After the archery we were told that we could watch the Sunmudo demonstration. Sunmudo is a type of Korean Buddhist martial art that encourages harmony between body, mind, and breath. The performers were very talented, flexible, and enjoyable to watch. There were no striking of each other, just a type of Qi dong exercise that lasted for about 30 minutes. The movements were very graceful and we looked forward to some training that we would be able to receive later that evening.
Dinner was next and we expected a very simple, vegetarian meal. We weren't disappointed! The most difficult challenge for me during that weekend was sitting and sleeping on the floor. The tables were very low to the ground and my legs just don't seem to fold up very well for long periods of time (more on this later). The food was good and we ate in relative silence, seated on as many pads as we desired. After eating, we were to wash our own dishes. This was not a problem, and I wondered how it would work out in commercial settings. It was a practical gesture in that we not only participated in the process of eating, but also there was only one elderly woman running the kitchen. It was a pleasure to help out in any way that we could and she smiled her appreciation as we struggled with the few polite Korean words that we knew.

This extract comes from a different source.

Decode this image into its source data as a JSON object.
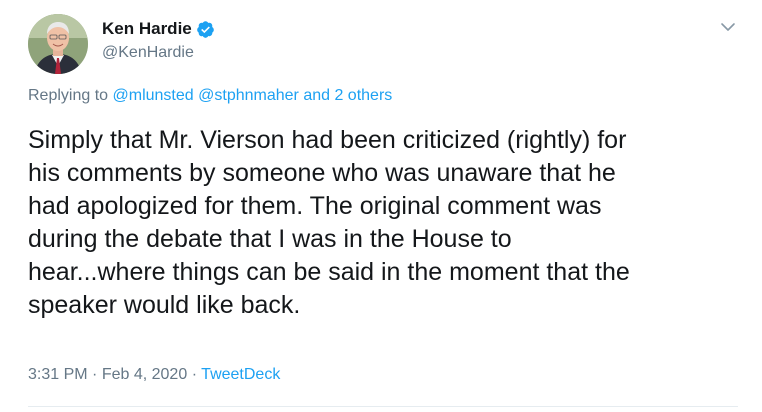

After dinner came the opportunity to practice some of that Sunmudo. The instructors were the same ones who provided the performance earlier. They were so pleasant and encouraging, but seemed to have no idea how difficult the postures were for us novices to assume! We tried, but often just laughed as they put their legs out straight and high in the air, encouraging us to do the same. Still, we had a great time trying to coordinate our bodies with our minds and our breathing while following their examples. It was a nice stretch right before we sat for evening meditation. The meditation was as expected if you've ever watched it or participated in one before. We sat and enjoyed the silence as we tried to quiet our own thoughts. Meditation is not about emptying your mind, but controlling them. Thoughts could come and be dismissed as unimportant at the time. We could just focus on our breathing as we relaxed each muscle in our bodies. The last pose, known as the "corpse pose," was the best. Lying still while listening to the instructor play a set of four chimes. The sound was melodic and wonderful, intending to strike notes to harmonize with the four elements of earth, fire, water, and wind.
That prepared us for our evening sleep. Again, we were on the floor, but separated from it by one or two pads. It really wasn't bad and the second night didn't even pose a problem or inconvenience for me. Our templestay, as most of them are, was located in the mountains. Our windows opened up allowing the mountain air, complete with the evening sounds of the birds and insects to permeate our room. I didn't need my phone app to play these sounds for a change! The night passed quickly and I was concerned about waking up at 5:00 for the morning meditation service that we were to attend...
I needn't have worried because at 5:00 AM we heard the sound of the Moktok, the wooden percussion device used for calling us to meditation and to prostrations during the service. The speakers were quite loud and the prayers of a Buddhist Monk were both intrusive and yet reassuring at the same time. We got dressed and walked up the hill to the place of chanting and meditation. We were given a Moktok to keep the rhythm along with others as the monk sang and chanted. It was a delightful experience that ended with a prayer walk to breakfast as the sun was rising. I enjoyed the experience so much that I arose at 4:30 the next morning, climbed up to the top and watched the sunrise with my two boys who were there with me. It remains one of my best memories of the stay.
The day continued with meals, meditation, the opportunity to ring the large Dharma Bell and have tea with a monk. The large Dharma Bell was designed to call people to prayer and to awaken them from the struggles of this life to contemplate a life without suffering. Buddhism teaches that the ability to detach from excessive possessions, unhealthy thoughts, and damaging relationships are ways to relieve ourselves of the many sorrows and suffering that are part of this life. Those were my thoughts as I took a deep breath and left the templestay program to return to my weekly routine at home.